The assets of the Home Retail Group Pension Scheme and the expected rates of return are summarised as follows:

  2008 2007
  Fair
value
£m
Percentage
of scheme
assets
%
Expected
long-term
rate of
return
% pa
Fair
value
£m
Percentage
of scheme
assets
%
Expected
long-term
rate of
return
% pa
Market value of scheme assets:
Equities 438.0 68 8.1 448.6 70 7.9
Fixed interest securities 202.7 31 5.0 182.0 29 4.4
Other 5.8 1 5.3 6.7 1 4.9
  646.5 100 7.1 637.3 100 6.9

The overall expected rate of return on scheme assets is the weighted average of the best estimate of the individual asset categories and their inherent expected rates of return.

Changes in the present value of the defined benefit obligation are as follows:

  2008
£m
2007
£m
Opening defined benefit obligation (628.0) (579.1)
Current service cost (26.8) (23.3)
Interest cost (30.5) (25.7)
Contributions paid by employees (6.9) (6.6)
Actuarial gain/(loss) on liabilities recognised in statement of recognised income and expense 118.7 (0.3)
Benefits paid 10.7 7.0
Closing defined benefit obligation (562.8) (628.0)

Changes in the market value of the scheme assets are as follows:

  2008
£m
2007
£m
Opening market value of scheme assets 637.3 604.6
Expected return 43.5 37.8
Actuarial loss on assets recognised in statement of recognised income and expense (44.8) (18.0)
Contributions paid by Home Retail Group 14.3 13.3
Contributions paid by employees 6.9 6.6
Benefits paid (10.7) (7.0)
Closing market value of scheme assets 646.5 637.3
Cumulative actuarial gain/(loss) included in statement of recognised income and expense 34.0 (39.9)

The actual return on scheme assets was a loss of £1.3m (2007: £19.8m gain).
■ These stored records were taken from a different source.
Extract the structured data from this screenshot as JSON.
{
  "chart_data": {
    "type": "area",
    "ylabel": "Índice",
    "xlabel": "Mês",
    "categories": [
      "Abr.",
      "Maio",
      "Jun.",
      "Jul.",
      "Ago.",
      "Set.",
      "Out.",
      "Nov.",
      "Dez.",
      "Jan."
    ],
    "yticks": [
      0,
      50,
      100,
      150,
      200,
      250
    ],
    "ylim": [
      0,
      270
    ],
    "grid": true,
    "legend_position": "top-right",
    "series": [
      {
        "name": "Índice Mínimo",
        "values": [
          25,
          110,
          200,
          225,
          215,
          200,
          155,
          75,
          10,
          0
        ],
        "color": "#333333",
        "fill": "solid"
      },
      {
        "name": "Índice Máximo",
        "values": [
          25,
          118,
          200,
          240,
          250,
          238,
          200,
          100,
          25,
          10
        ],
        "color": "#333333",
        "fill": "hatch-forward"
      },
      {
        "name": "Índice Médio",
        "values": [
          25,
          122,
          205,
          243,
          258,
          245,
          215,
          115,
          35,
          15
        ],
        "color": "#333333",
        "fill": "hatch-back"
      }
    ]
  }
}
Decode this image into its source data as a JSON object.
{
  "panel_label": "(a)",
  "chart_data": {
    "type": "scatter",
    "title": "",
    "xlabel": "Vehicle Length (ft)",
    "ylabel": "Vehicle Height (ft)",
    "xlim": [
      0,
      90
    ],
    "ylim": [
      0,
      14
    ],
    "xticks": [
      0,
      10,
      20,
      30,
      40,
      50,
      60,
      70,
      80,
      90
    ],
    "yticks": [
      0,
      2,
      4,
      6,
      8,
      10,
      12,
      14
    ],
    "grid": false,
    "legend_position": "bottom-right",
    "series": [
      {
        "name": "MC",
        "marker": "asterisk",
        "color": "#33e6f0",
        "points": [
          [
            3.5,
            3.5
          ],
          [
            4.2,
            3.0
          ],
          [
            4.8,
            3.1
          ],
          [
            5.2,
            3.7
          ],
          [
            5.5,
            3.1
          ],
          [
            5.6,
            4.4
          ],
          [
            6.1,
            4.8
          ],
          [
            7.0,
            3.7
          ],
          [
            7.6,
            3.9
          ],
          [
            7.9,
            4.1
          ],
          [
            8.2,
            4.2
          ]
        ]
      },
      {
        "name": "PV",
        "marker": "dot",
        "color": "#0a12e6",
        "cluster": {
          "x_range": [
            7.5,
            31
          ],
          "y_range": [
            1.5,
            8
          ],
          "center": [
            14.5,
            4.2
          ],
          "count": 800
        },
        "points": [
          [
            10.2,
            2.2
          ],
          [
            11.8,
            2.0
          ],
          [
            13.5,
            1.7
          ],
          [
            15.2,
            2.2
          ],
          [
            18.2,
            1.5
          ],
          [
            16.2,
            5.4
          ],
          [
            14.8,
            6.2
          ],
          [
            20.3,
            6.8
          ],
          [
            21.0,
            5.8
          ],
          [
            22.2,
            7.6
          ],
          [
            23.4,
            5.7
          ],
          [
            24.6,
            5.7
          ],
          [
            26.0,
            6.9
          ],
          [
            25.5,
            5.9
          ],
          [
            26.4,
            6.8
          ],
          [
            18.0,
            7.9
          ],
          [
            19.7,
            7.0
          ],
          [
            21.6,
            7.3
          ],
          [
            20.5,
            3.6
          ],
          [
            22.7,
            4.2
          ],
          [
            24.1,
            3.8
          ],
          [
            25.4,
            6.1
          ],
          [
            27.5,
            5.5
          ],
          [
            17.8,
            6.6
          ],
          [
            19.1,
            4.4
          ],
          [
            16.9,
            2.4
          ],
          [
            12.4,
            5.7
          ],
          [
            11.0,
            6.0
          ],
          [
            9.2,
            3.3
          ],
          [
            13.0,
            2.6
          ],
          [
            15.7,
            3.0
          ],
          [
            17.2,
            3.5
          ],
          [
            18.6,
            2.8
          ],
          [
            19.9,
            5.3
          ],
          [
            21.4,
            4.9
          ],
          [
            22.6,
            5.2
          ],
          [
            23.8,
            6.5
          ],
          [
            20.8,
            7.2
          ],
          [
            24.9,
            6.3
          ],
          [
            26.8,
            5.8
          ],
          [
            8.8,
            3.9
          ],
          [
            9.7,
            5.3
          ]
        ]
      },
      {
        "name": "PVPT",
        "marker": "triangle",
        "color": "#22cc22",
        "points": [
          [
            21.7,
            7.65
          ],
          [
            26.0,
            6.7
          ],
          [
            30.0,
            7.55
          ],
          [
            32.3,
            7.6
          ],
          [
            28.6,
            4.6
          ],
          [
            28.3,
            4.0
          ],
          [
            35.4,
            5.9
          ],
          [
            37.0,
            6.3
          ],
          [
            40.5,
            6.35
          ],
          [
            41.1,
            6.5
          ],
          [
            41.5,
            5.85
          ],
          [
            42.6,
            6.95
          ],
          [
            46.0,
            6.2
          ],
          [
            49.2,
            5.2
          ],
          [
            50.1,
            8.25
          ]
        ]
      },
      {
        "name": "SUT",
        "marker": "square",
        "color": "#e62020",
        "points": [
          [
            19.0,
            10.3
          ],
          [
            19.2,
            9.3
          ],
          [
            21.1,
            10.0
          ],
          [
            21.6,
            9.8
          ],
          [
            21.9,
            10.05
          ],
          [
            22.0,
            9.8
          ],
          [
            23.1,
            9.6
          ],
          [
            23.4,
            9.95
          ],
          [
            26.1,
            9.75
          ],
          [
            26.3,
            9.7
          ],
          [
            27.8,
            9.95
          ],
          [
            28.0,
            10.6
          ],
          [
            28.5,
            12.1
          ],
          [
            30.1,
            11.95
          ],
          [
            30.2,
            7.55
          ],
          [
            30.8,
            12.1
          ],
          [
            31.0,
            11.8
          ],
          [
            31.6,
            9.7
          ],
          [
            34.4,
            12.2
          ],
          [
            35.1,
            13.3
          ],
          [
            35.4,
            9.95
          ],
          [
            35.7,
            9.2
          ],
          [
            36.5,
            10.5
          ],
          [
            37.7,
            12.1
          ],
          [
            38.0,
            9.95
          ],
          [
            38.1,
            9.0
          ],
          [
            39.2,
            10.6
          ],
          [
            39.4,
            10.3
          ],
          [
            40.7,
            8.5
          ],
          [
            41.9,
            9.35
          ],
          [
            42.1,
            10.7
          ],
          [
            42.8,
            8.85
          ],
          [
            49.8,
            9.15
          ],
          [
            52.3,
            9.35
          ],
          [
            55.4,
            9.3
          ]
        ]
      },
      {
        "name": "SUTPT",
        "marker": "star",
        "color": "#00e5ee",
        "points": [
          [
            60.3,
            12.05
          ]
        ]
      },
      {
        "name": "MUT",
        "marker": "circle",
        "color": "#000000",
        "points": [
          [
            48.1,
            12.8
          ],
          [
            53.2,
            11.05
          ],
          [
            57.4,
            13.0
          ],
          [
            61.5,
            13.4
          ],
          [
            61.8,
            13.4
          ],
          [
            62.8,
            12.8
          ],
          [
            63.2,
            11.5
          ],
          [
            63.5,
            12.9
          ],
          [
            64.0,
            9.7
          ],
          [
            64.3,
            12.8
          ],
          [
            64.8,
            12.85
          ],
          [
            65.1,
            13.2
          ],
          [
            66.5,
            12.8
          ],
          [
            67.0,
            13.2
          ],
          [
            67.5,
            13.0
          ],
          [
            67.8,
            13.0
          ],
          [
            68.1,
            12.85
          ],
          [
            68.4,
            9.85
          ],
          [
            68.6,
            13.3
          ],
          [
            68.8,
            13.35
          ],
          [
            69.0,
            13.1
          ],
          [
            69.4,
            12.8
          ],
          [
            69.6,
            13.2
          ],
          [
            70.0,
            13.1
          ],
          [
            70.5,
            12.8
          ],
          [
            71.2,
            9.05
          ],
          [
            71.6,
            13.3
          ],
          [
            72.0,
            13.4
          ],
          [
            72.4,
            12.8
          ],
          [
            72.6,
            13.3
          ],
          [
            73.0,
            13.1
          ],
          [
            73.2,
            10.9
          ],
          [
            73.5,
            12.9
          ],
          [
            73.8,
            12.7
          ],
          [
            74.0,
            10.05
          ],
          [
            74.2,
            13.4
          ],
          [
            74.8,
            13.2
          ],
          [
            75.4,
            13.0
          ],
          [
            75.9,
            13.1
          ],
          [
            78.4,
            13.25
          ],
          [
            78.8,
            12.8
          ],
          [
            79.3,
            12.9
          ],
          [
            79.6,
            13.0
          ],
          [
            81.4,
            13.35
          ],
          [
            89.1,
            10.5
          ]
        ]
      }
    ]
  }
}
History of experience gains and losses:

  2008
£m
2007
£m
2006
£m
2005
£m
Present value of defined benefit obligation (562.8) (628.0) (579.1) (465.5)
Fair value of scheme assets 646.5 637.3 604.6 392.5
Net surplus/(deficit) on the scheme 83.7 9.3 25.5 (73.0)
Experience (loss)/gain on scheme liabilities (4.3) 20.8 0.2 3.6
Percentage of scheme liabilities (0.8%) 3.3% 0.0% 0.8%
Experience (loss)/gain on scheme assets (44.8) (18.0) 70.9 8.1
Percentage of scheme assets (6.9%) (2.8%) 11.7% 2.1%

Defined contribution schemes

The pension cost represents contributions payable by the Group to defined contribution schemes and amounted to £6.2m (2007: £5.9m). Contributions totalling £0.3m (2007: £nil) were payable to the schemes at 1 March 2008 and are included within creditors.